Using claims data from a nationwide statutory health insurance fund (Gmünder ErsatzKasse), we assessed all deaths in a cohort of 5,757 patients with a first stroke between 2005 and 2007 (69.3% male, mean age 68.1 years, 32.2% with diabetes) up to 2009. By use of Cox regression, we estimated time-dependent hazard ratios (HRs) to compare patients with and without diabetes stratified by sex.

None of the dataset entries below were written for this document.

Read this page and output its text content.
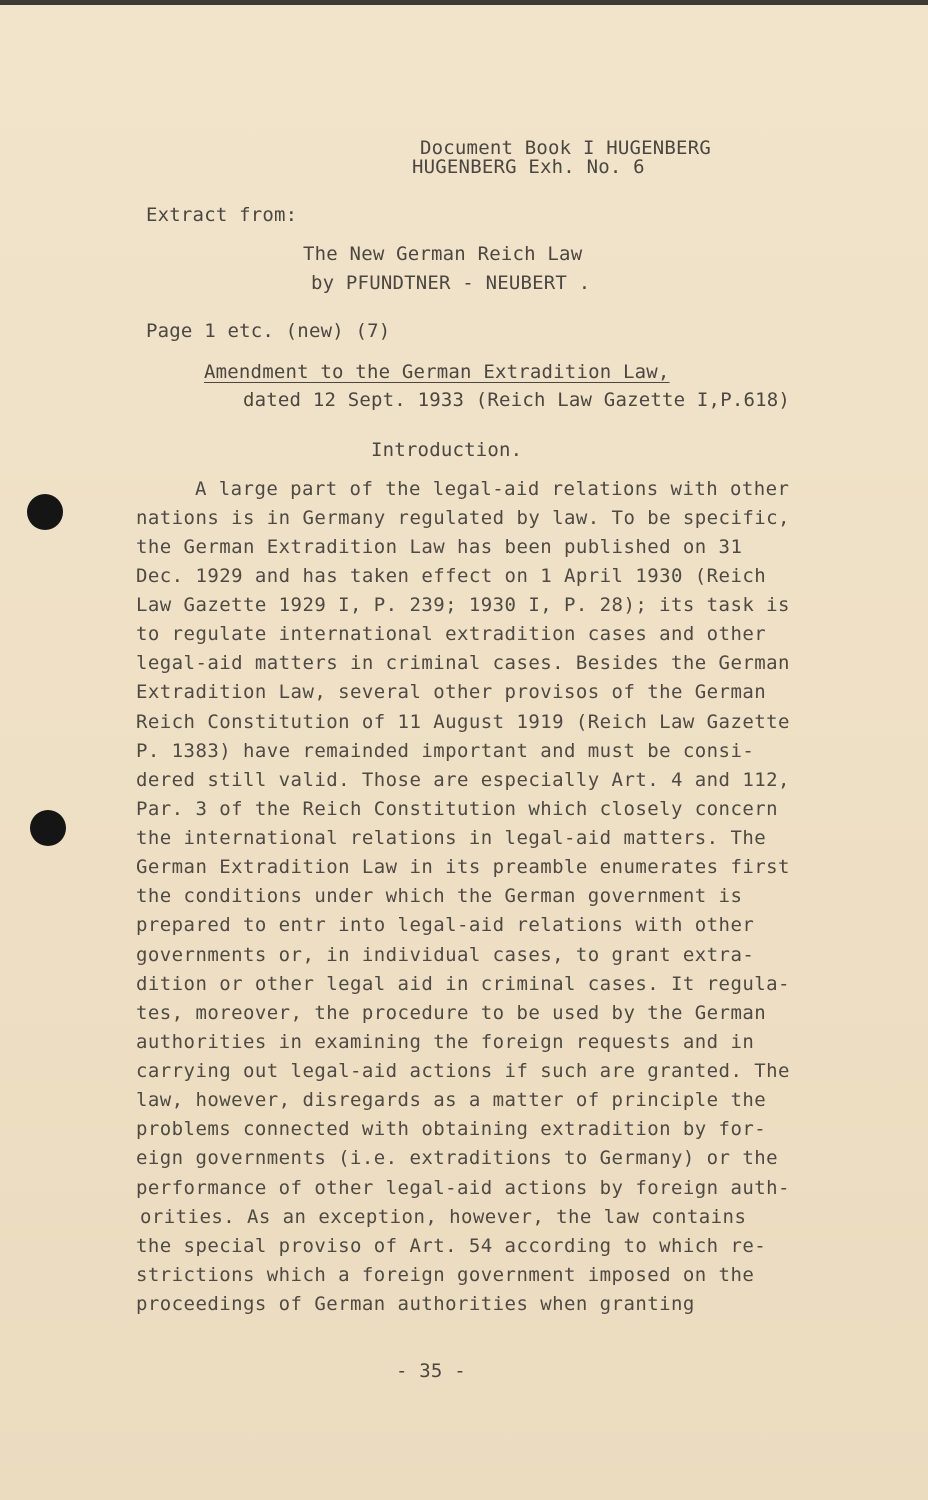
Document Book I HUGENBERG
HUGENBERG Exh. No. 6
Extract from:
The New German Reich Law
by PFUNDTNER - NEUBERT .
Page 1 etc. (new) (7)
Amendment to the German Extradition Law,
dated 12 Sept. 1933 (Reich Law Gazette I,P.618)
Introduction.
A large part of the legal-aid relations with other
nations is in Germany regulated by law. To be specific,
the German Extradition Law has been published on 31
Dec. 1929 and has taken effect on 1 April 1930 (Reich
Law Gazette 1929 I, P. 239; 1930 I, P. 28); its task is
to regulate international extradition cases and other
legal-aid matters in criminal cases. Besides the German
Extradition Law, several other provisos of the German
Reich Constitution of 11 August 1919 (Reich Law Gazette
P. 1383) have remainded important and must be consi-
dered still valid. Those are especially Art. 4 and 112,
Par. 3 of the Reich Constitution which closely concern
the international relations in legal-aid matters. The
German Extradition Law in its preamble enumerates first
the conditions under which the German government is
prepared to entr into legal-aid relations with other
governments or, in individual cases, to grant extra-
dition or other legal aid in criminal cases. It regula-
tes, moreover, the procedure to be used by the German
authorities in examining the foreign requests and in
carrying out legal-aid actions if such are granted. The
law, however, disregards as a matter of principle the
problems connected with obtaining extradition by for-
eign governments (i.e. extraditions to Germany) or the
performance of other legal-aid actions by foreign auth-
orities. As an exception, however, the law contains
the special proviso of Art. 54 according to which re-
strictions which a foreign government imposed on the
proceedings of German authorities when granting
- 35 -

The cumulative 5-year mortality was 40.0 and 54.2% in diabetic men and women, and 32.3 and 38.1% in their nondiabetic counterparts, respectively. In males, mortality was significantly lower in diabetic compared with nondiabetic patients in the first 30 days (multiple-adjusted HR 0.67 [95% CI 0.53-0.84]). After approximately a quarter of a year, the diabetes risk increased, yielding crossed survival curves. Later on, mortality risk tended to be similar in diabetic and nondiabetic men (1-2 years: 1.42 [1.09-1.85]; 3-5 years: 1.00 [0.67-1.41]; time dependency of diabetes, P = 0.008). In women, the pattern was similar; however, time dependency was not statistically significant (P = 0.89). Increasing age, hemorrhagic stroke, renal failure (only in men), levels of care dependency, and number of prescribed medications were significantly associated with mortality.


We found a time-dependent mortality risk of diabetes after first stroke in men. Possible explanations may be type of stroke or earlier and more intensive treatment of risk factors in diabetic patients.